Tether, the stablecoin issuer, has consented to pay $299.5 million to the Celsius Network bankruptcy estate, resolving years of legal disputes related to the crypto lender’s collapse in 2022.
This amount is significantly less than the approximately $4.5 billion Celsius initially sought in bitcoin.
The Blockchain Recovery Investment Consortium (BRIC)—a collaboration between VanEck and GXD Labs—declared the settlement on Tuesday, stating it resolves “all matters” between Tether and the Celsius estate.
“We are glad to have settled Celsius’s adversary proceeding and related claims against Tether,” commented David Proman, managing partner at GXD Labs.
Tether and the Celsius Collapse
The settlement brings closure to one of the most heated cases in cryptocurrency bankruptcy history. Celsius filed a lawsuit against Tether in August 2024, alleging that the stablecoin issuer unjustly liquidated around 39,500 Bitcoin that was used as collateral before Celsius declared bankruptcy in July 2022.
Celsius claimed that Tether breached an agreement that required a 10-hour notification before selling the assets, which led to the loss of any remaining equity in the position.

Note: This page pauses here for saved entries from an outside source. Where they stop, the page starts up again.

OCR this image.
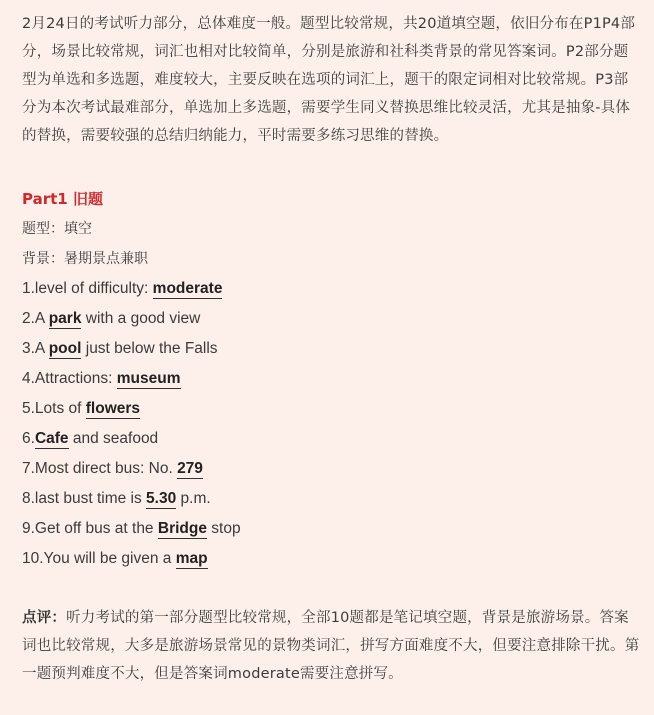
2月24日的考试听力部分，总体难度一般。题型比较常规，共20道填空题，依旧分布在P1P4部分，场景比较常规，词汇也相对比较简单，分别是旅游和社科类背景的常见答案词。P2部分题型为单选和多选题，难度较大，主要反映在选项的词汇上，题干的限定词相对比较常规。P3部分为本次考试最难部分，单选加上多选题，需要学生同义替换思维比较灵活，尤其是抽象-具体的替换，需要较强的总结归纳能力，平时需要多练习思维的替换。

Part1 旧题

题型：填空

背景：暑期景点兼职

1.level of difficulty: moderate
2.A park with a good view
3.A pool just below the Falls
4.Attractions: museum
5.Lots of flowers
6.Cafe and seafood
7.Most direct bus: No. 279
8.last bust time is 5.30 p.m.
9.Get off bus at the Bridge stop
10.You will be given a map

点评：听力考试的第一部分题型比较常规，全部10题都是笔记填空题，背景是旅游场景。答案词也比较常规，大多是旅游场景常见的景物类词汇，拼写方面难度不大，但要注意排除干扰。第一题预判难度不大，但是答案词moderate需要注意拼写。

Tether countered, branding the lawsuit as a “groundless extortion.” The company maintained that it operated in accordance with a 2022 agreement which required Celsius to provide additional collateral as Bitcoin prices dropped.
When Celsius failed to fulfill the margin call, Tether asserted that it liquidated the bitcoin under Celsius’s directions to settle an $815 million obligation.
A U.S. bankruptcy judge in New York permitted the progression of Celsius’s case earlier this year, although Tether denied any wrongdoing.
The $299.5 million payment was facilitated through BRIC, a joint recovery initiative established in early 2023 to pursue claims and recover assets from failed crypto firms.
BRIC was appointed by the Celsius debtor and creditors’ committee in January 2024 to manage asset recovery and litigation, as reported in the BRIC announcement.
While this payment is a positive outcome for Celsius creditors, it remains a modest sum in light of the extensive losses stemming from the company’s downfall.
Celsius, which was once among the largest crypto lenders, halted withdrawals in mid-2022 due to plummeting token prices and unprofitable investments. Its bankruptcy uncovered billions in customer losses and alleged poor management by senior executives.
Former Celsius CEO Alex Mashinsky was sentenced to 12 years in prison for fraud and market manipulation in May. Prosecutors asserted that he misappropriated customer funds and artificially inflated the value of the CEL token. In June, Mashinsky consented to relinquish any claims to assets from the bankruptcy estate.
The collapse of Celsius emerged as one of the pivotal events of the cryptocurrency credit crisis in 2022, alongside the failures of Voyager, BlockFi, and FTX.
The aftermath sparked a surge of litigation and recovery efforts, continuously transforming how courts handle crypto lending and collateral agreements.